Environmentalists remain hopeful that the courts will block the NEPA proposal or that it will lapse if Trump is voted out of office. A future president could undo Trump’s executive orders and restore the Obama-era NEPA guidance on climate change; indeed, presidential candidates Elizabeth Warren and Bernie Sanders have already pledged to reverse some of Trump’s most extreme environmental-policy rollbacks on fossil-fuel development and pollution. At the same time, the overall effect of Trump’s regressive environmental measures could extend well beyond his tenure, said Michael Burger executive director of Columbia University’s Sabin Center for Climate Change Law, because of the “complete and total instability it has injected into the administrative state.”
For now, if Trump’s proposal is implemented (comments on the proposed rules end on March 10), the new NEPA regulations would accelerate the approval of projects with dangerous environmental ramifications.

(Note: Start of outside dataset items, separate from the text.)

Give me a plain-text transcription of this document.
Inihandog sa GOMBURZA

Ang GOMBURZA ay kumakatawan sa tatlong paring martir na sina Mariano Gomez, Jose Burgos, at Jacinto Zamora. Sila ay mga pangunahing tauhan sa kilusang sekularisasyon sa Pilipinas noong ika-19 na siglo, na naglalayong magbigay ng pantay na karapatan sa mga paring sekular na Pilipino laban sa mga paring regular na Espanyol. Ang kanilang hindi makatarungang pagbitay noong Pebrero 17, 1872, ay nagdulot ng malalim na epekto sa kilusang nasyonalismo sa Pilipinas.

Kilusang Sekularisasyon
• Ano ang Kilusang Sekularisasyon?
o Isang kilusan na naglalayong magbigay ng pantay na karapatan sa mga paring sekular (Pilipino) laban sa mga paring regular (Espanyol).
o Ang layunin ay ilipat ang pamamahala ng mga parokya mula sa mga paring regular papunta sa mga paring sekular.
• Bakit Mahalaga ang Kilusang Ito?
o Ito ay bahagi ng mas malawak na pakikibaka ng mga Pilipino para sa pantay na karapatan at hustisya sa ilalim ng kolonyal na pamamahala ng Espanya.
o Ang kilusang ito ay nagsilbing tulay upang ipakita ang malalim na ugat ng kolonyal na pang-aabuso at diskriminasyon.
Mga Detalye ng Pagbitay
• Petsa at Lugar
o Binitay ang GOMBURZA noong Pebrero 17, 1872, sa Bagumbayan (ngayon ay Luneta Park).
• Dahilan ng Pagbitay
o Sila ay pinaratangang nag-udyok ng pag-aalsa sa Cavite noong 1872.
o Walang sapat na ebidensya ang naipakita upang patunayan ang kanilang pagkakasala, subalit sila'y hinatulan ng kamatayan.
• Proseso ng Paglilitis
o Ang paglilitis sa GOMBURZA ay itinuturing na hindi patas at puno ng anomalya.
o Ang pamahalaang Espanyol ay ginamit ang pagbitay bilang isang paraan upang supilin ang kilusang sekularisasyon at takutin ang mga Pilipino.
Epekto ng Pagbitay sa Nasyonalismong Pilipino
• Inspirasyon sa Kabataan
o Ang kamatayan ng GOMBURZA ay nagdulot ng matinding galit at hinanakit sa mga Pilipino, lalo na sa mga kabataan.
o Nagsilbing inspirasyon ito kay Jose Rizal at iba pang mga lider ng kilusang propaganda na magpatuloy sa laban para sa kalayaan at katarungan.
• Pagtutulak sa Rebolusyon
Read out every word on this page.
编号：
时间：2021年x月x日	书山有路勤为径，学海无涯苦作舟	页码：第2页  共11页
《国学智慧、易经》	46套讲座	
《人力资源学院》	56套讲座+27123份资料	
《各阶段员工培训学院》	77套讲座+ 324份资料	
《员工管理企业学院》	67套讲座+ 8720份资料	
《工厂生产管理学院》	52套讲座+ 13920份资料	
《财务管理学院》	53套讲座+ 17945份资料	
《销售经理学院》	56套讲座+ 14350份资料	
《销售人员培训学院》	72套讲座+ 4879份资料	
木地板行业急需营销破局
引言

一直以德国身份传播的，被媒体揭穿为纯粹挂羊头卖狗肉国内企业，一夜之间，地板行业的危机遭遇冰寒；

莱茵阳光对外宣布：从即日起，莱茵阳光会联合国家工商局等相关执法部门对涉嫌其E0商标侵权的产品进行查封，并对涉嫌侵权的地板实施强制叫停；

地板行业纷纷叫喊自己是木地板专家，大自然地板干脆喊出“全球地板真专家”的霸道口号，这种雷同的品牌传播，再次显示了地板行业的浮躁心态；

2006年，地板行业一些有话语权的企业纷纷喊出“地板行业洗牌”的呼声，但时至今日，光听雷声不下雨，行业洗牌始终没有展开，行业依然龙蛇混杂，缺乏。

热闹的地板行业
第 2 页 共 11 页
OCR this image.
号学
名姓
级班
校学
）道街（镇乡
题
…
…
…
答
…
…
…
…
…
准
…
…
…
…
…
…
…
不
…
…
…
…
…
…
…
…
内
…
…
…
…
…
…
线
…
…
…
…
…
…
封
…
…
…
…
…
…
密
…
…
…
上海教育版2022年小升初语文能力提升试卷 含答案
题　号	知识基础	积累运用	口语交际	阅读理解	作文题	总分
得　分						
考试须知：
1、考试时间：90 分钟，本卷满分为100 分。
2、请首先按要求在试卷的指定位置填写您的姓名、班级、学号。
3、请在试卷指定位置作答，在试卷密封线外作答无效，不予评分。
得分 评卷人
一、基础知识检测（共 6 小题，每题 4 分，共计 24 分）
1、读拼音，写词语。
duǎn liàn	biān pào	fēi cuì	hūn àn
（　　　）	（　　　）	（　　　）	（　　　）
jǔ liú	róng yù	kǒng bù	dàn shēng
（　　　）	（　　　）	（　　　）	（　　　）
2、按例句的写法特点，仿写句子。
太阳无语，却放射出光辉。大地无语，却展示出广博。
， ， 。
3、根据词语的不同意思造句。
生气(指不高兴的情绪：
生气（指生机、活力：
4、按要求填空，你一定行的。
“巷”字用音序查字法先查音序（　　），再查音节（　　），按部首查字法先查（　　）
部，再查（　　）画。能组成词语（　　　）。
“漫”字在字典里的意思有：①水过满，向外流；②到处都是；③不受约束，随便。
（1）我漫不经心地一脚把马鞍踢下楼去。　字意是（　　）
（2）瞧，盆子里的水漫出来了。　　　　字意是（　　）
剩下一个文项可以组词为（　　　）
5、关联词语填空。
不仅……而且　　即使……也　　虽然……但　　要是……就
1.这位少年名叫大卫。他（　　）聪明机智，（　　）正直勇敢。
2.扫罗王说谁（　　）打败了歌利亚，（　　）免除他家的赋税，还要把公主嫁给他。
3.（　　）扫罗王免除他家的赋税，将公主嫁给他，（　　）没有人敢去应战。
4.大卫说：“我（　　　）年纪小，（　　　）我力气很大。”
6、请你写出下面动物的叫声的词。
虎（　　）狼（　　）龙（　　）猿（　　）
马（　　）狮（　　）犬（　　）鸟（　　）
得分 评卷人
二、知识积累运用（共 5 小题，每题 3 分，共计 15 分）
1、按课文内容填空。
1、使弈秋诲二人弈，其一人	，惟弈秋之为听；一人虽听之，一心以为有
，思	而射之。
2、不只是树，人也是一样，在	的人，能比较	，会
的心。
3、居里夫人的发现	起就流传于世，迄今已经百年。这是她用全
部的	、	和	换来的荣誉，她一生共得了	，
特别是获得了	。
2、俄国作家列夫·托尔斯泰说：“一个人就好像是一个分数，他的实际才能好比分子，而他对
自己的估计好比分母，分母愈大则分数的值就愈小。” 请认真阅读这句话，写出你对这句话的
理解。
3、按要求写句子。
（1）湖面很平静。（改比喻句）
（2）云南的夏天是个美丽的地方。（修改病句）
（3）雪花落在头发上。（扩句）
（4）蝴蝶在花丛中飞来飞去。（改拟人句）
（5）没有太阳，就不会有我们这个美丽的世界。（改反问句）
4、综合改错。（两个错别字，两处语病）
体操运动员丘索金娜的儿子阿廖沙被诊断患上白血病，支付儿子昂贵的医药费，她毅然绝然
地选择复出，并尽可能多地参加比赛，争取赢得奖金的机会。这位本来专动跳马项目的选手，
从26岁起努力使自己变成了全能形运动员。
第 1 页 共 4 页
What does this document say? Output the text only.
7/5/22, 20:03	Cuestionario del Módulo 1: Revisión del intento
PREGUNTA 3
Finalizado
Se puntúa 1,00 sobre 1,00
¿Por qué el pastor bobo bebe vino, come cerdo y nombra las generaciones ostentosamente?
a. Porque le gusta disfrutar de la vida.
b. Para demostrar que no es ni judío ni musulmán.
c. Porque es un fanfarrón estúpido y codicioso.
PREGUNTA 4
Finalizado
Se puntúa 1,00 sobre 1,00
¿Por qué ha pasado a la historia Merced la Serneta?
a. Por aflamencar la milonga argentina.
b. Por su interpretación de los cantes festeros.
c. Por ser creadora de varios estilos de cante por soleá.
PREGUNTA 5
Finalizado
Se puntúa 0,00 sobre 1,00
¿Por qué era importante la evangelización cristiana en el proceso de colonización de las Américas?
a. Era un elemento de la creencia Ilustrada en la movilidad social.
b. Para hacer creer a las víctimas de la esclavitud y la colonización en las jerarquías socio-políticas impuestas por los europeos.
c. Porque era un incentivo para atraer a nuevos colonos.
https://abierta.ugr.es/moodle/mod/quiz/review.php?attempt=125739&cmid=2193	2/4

The Standing Rock Sioux Tribe, which is due to make oral arguments on March 18 against the Dakota Access Pipeline, might claim in court that the NEPA review was inadequate. But if NEPA is gutted, they will be seeking relief under a far weaker legal framework.
“To make [NEPA] even less accessible—we have to fight back against that,” said White, the Standing Rock activist. The movement will continue “doing what we have to do with whatever we have” in the wake of Trump’s attacks, she added, but “this is a backwards step in the wrong direction.”